We have an Acer laptop that came pre-installed with Windows 8. It comes with a recovery partition (not visible) and uses UEFI and SecureBoot. I had a look at the manual to see whether Windows 8 can be either cloned or imaged so that I can restore it to the same device with a larger harddrive or to another dissimilar device. I didn't see any step by step instructions on how I can achieve this. Is there a guide I can follow that takes me through it step by step?

Re: Clone/Imaging Windows 8

Posted: Sat Nov 02, 2013 6:06 am
by TeraByte Support(PP)
It would be the same as Windows 7 or even XP. You can select to scale the partitions for the larger drive, if you wish. I would recommend enabling the "Align Partitions on 2048 Sectors" global option in Settings and using the "Scale to Fit" option when restoring or copying. When backing up or copying, select the entire disk to get everything.

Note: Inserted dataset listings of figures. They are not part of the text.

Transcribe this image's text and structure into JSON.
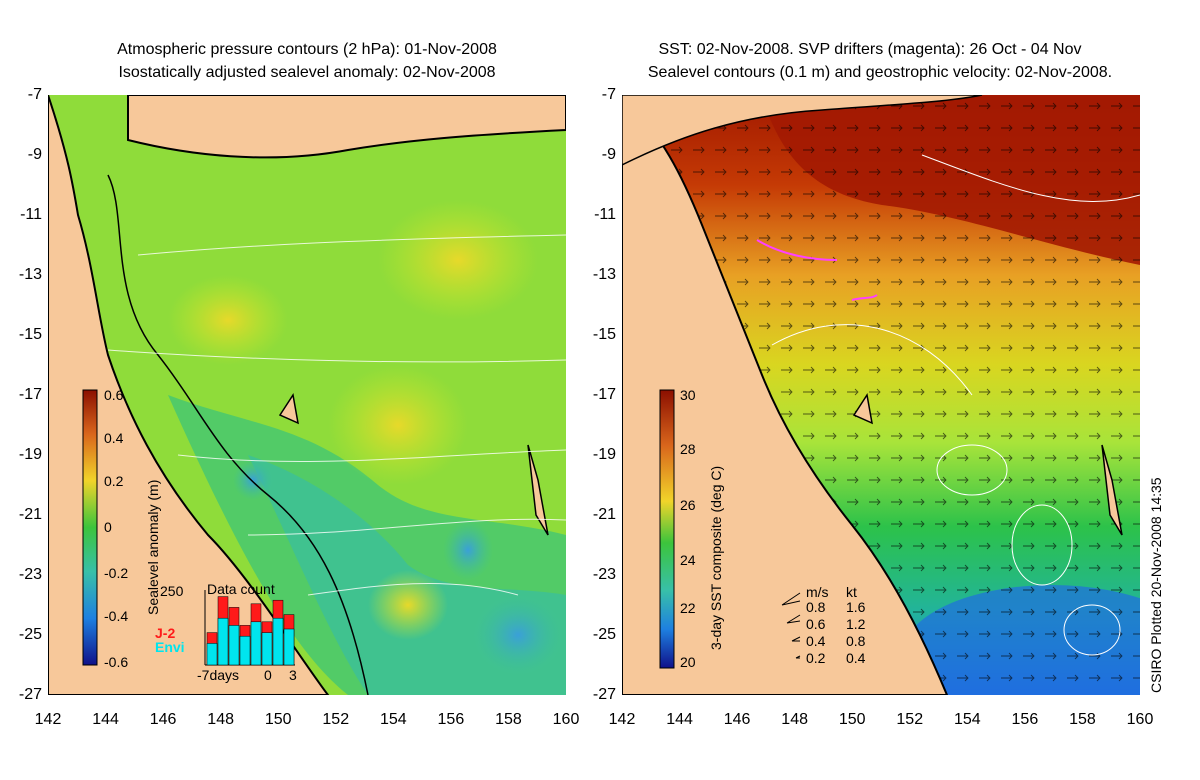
{
  "left_panel": {
    "title_line1": "Atmospheric pressure contours (2 hPa): 01-Nov-2008",
    "title_line2": "Isostatically adjusted sealevel anomaly: 02-Nov-2008",
    "colorbar_label": "Sealevel anomaly (m)",
    "colorbar_ticks": [
      "0.6",
      "0.4",
      "0.2",
      "0",
      "-0.2",
      "-0.4",
      "-0.6"
    ],
    "inset": {
      "title": "Data count",
      "ymax_label": "250",
      "legend_j2": "J-2",
      "legend_envi": "Envi",
      "x_left": "-7days",
      "x_zero": "0",
      "x_right": "3",
      "bars_j2": [
        0.45,
        0.95,
        0.8,
        0.55,
        0.85,
        0.6,
        0.9,
        0.7
      ],
      "bars_envi": [
        0.3,
        0.65,
        0.55,
        0.4,
        0.6,
        0.45,
        0.65,
        0.5
      ]
    }
  },
  "right_panel": {
    "title_line1": "SST: 02-Nov-2008. SVP drifters (magenta): 26 Oct - 04 Nov",
    "title_line2": "Sealevel contours (0.1 m) and geostrophic velocity: 02-Nov-2008.",
    "colorbar_label": "3-day SST composite (deg C)",
    "colorbar_ticks": [
      "30",
      "28",
      "26",
      "24",
      "22",
      "20"
    ],
    "speed_legend": {
      "header_ms": "m/s",
      "header_kt": "kt",
      "rows": [
        {
          "ms": "0.8",
          "kt": "1.6"
        },
        {
          "ms": "0.6",
          "kt": "1.2"
        },
        {
          "ms": "0.4",
          "kt": "0.8"
        },
        {
          "ms": "0.2",
          "kt": "0.4"
        }
      ]
    },
    "credit": "CSIRO Plotted 20-Nov-2008 14:35"
  },
  "axes": {
    "lat_ticks": [
      "-7",
      "-9",
      "-11",
      "-13",
      "-15",
      "-17",
      "-19",
      "-21",
      "-23",
      "-25",
      "-27"
    ],
    "lon_ticks": [
      "142",
      "144",
      "146",
      "148",
      "150",
      "152",
      "154",
      "156",
      "158",
      "160"
    ]
  },
  "colors": {
    "land": "#f7c89a",
    "coast": "#000000",
    "drifter": "#ff40ff",
    "j2": "#ff1a1a",
    "envi": "#00e5ee"
  }
}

If you need to put the drive into a different system you may need to add and/or remove drivers. This can be done using the TBOSDT TBIDTOOL script or OSDTOOL script. Note that Windows 8 has many built-in drivers -- aside from any activation issues (OEM versions are for one system only), it may move to another system without needing any pre-boot changes.

Re: Clone/Imaging Windows 8

Posted: Sat Nov 02, 2013 12:16 pm
by DrTeeth
On Fri, 1 Nov 2013 23:06:45 PDT, just as I was about to take a herb,
TeraByte Support(PP) disturbed my reverie and wrote:

>If you need to put the drive into a different system you may need to add and/or remove drivers.

Depends on OS. With Win XP, one needs to reinstall the generic drivers
for the hard drives. Leaving any third party drivers will cause a
BSOD. Other than that all should be well after a few reboots.

Vista (x64 is very nice unlike the 32-bit version) and 7 will deal
with any hardware changes automatically - may need a few reboots
--

Cheers,

DrT

** Stress - the condition brought about by having to
** resist the temptation to beat the living daylights
** out of someone who richly deserves it.